Por esta razón, McDermott hace un llamado a que el principal esfuerzo de la guerra contra las drogas se enfoque en puntos críticos como en el embarque de contenedores y en las grandes fortunas de los narcos, en vez de en los cultivos y en los corredores de salida habitados por comunidades pobres. De ese modo se atacaría, a la vez, a la corrupción que es el principal costo que tiene el narcotráfico sobre las instituciones democráticas.

Tiene mucho sentido, y sin duda más justicia social, un enfoque más centrado en quienes se quedan con las grandes fortunas y en quienes corrompen las agencias del Estado. Pero no es tan sencillo en la práctica.

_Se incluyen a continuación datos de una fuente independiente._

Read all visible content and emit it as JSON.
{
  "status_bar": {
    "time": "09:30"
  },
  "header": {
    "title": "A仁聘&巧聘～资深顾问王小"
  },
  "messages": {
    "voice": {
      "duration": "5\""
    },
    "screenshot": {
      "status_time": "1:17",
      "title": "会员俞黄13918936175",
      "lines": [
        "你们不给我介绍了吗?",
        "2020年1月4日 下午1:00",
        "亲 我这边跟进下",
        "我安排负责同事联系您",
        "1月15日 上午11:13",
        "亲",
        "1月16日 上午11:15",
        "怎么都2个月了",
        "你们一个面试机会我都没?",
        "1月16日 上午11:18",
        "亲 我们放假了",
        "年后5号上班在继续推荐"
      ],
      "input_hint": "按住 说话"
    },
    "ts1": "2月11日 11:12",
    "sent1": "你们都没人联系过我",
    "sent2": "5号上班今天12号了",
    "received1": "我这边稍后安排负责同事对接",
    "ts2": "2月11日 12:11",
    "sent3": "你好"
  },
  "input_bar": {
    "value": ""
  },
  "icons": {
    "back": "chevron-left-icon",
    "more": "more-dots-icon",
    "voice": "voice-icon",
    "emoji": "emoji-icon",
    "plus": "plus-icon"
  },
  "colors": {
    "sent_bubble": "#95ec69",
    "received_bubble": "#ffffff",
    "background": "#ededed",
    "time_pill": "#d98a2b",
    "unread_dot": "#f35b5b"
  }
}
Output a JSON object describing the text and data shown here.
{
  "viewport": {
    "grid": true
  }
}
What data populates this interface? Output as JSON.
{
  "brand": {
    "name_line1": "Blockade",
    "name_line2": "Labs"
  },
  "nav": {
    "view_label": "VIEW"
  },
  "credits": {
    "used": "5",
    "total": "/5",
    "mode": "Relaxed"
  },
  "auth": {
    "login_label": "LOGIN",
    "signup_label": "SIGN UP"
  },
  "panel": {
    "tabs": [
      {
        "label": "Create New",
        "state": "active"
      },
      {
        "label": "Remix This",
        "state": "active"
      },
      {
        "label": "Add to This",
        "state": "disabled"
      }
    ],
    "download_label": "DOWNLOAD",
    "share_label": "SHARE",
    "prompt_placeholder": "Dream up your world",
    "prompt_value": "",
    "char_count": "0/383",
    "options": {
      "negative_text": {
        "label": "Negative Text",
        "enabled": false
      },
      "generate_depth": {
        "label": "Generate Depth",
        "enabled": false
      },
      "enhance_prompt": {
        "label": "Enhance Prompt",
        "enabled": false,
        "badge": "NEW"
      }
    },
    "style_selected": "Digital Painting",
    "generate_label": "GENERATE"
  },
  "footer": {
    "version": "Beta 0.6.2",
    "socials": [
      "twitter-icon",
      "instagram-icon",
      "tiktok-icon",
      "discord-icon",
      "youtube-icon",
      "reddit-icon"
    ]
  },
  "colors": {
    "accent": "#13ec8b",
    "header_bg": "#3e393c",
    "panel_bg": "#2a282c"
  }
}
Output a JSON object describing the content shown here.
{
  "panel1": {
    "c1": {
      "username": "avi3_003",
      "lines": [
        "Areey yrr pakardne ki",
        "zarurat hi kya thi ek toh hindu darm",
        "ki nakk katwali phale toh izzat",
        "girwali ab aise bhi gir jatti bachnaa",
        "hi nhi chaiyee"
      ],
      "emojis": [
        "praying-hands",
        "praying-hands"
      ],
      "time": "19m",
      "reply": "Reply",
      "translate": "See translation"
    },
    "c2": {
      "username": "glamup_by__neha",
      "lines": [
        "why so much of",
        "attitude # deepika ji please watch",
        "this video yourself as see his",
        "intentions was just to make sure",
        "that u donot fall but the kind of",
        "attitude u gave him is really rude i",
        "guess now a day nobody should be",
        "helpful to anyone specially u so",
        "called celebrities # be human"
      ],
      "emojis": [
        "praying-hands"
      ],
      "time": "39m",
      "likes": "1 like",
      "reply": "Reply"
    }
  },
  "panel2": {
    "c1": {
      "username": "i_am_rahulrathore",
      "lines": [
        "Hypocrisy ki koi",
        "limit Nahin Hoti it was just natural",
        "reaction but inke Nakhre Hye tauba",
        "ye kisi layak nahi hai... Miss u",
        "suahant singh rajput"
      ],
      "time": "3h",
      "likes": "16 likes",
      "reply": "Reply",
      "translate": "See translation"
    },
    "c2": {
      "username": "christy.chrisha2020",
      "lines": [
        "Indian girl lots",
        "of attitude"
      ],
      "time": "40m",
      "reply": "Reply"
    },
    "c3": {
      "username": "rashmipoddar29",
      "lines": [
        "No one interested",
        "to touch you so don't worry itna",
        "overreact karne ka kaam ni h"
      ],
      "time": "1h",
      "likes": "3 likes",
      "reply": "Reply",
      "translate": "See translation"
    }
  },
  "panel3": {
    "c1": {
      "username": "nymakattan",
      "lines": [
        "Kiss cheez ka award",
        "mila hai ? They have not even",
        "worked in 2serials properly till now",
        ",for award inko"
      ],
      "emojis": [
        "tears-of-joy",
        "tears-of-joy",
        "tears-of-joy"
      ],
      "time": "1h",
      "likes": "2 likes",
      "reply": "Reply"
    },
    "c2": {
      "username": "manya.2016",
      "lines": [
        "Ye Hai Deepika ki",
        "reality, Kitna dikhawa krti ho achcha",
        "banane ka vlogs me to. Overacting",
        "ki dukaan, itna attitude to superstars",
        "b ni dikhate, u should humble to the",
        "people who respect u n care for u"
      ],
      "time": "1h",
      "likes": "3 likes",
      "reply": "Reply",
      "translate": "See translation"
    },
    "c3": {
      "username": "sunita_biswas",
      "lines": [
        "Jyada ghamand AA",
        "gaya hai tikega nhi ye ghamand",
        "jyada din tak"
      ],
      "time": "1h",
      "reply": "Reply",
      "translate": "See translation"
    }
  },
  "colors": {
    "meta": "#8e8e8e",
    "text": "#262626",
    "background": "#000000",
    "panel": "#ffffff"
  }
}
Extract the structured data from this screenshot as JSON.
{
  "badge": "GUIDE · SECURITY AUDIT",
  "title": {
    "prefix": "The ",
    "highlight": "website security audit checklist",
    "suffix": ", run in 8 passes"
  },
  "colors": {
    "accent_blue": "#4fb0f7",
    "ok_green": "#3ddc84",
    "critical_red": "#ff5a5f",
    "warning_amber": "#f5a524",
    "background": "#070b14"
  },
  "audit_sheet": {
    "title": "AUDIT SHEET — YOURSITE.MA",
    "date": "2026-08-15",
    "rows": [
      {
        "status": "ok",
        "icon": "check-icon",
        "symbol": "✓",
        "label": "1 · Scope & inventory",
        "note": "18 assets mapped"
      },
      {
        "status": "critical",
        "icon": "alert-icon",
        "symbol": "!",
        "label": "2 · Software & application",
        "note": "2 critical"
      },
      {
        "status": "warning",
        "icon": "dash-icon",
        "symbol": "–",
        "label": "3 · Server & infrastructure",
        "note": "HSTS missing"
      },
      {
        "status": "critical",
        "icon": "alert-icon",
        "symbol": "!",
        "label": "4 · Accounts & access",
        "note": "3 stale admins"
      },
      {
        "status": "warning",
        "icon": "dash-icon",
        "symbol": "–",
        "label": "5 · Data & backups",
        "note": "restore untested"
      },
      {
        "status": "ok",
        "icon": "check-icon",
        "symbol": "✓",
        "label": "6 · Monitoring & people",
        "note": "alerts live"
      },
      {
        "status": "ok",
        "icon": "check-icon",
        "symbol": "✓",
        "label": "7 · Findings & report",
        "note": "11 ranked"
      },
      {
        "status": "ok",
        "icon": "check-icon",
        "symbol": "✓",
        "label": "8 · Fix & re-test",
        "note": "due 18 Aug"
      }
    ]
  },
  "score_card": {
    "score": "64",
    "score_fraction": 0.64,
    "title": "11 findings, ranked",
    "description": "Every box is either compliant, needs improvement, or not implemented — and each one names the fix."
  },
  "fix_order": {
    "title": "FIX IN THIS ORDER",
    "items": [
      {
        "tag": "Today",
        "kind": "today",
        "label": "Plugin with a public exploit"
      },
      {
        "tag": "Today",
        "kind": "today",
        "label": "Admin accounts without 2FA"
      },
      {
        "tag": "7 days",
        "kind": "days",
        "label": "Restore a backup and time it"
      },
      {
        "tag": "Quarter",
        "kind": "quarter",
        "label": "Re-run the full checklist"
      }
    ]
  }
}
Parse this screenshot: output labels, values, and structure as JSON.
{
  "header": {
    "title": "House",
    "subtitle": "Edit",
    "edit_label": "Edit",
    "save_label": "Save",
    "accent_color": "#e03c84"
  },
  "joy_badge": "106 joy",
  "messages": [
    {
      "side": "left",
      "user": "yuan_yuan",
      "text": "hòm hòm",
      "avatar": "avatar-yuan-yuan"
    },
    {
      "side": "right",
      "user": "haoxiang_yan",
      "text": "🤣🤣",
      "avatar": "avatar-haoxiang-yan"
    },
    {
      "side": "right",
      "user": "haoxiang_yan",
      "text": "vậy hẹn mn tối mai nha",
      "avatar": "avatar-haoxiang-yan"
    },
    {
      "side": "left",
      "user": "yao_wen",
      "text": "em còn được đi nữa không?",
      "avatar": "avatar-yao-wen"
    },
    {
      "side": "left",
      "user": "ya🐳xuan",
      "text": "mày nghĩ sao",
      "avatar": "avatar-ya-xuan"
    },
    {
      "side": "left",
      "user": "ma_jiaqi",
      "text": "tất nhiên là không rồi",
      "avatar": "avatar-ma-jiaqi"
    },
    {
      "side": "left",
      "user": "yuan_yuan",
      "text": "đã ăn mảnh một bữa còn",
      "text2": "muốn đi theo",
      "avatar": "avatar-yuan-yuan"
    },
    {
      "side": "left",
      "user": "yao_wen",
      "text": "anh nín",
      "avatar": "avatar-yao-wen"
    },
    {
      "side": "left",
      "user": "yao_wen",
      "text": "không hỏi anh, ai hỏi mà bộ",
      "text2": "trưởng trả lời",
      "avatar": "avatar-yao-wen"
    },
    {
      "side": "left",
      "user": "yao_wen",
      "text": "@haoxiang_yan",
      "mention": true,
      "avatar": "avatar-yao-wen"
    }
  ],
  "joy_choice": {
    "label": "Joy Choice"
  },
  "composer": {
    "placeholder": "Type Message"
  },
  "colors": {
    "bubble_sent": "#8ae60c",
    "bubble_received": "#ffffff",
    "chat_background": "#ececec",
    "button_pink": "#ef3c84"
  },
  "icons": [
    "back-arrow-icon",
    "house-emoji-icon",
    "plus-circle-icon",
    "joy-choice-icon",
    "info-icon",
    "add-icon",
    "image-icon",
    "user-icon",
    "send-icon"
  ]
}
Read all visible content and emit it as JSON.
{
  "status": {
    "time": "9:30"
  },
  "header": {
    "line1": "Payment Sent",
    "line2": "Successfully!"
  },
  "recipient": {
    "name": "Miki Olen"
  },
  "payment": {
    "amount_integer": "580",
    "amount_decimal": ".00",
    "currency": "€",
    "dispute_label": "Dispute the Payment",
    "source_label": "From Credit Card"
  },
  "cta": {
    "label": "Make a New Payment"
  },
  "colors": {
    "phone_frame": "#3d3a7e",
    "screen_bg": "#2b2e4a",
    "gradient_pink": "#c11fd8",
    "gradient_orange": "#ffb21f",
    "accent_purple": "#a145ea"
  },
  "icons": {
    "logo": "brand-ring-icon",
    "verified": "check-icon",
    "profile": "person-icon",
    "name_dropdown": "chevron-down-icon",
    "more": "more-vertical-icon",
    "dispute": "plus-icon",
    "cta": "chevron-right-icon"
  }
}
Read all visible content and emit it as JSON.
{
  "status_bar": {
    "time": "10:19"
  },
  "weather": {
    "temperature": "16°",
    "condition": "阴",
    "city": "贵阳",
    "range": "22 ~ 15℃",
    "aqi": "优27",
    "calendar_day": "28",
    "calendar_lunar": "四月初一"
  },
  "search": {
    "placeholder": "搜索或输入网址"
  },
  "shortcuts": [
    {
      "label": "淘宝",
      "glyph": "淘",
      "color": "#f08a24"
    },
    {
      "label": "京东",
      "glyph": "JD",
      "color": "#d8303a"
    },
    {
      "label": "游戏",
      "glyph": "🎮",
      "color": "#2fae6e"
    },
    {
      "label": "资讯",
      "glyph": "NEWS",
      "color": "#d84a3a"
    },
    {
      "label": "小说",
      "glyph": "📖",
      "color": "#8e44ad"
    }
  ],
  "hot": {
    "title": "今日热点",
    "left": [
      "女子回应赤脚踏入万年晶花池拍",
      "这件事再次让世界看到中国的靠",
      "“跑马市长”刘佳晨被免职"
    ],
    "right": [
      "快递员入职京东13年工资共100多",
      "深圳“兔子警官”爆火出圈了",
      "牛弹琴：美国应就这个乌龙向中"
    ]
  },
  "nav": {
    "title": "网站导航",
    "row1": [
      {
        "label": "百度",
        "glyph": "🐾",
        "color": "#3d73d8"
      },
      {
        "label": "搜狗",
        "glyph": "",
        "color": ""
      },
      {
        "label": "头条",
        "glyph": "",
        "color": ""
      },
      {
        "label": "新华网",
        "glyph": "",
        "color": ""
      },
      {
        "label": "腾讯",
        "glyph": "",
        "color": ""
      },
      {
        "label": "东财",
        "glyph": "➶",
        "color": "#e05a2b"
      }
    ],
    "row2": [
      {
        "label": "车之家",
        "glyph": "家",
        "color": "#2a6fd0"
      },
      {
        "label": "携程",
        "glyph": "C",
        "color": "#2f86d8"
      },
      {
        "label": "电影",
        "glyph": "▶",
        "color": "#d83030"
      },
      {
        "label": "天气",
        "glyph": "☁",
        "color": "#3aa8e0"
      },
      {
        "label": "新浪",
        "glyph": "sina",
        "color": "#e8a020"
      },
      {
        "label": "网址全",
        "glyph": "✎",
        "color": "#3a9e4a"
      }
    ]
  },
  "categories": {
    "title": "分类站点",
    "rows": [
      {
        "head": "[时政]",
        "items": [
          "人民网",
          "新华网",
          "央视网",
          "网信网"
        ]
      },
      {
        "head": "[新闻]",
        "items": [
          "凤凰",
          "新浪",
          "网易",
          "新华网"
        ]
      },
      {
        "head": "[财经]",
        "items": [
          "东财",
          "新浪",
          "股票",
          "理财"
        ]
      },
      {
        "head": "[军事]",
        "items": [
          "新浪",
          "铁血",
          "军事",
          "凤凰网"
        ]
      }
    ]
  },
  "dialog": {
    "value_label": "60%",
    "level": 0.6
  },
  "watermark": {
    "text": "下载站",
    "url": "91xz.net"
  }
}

Si las autoridades no neutralizan el sinnúmero de ejércitos privados que quedaron como legado del conflicto en zonas periféricas, donde están los cultivos y los laboratorios, es seguro que el país se llenará de territorios donde organizaciones criminales se convertirán en la ley. Las víctimas de estas formas de dominación serán, además, las comunidades más pobres y aisladas.

La recomendación es, más bien, que el Estado fortalezca su capacidad de expropiar la riqueza generada por las drogas para financiar la inclusión en los mercados y en sus instituciones a aquellas comunidades vulnerables al control de ejércitos privados.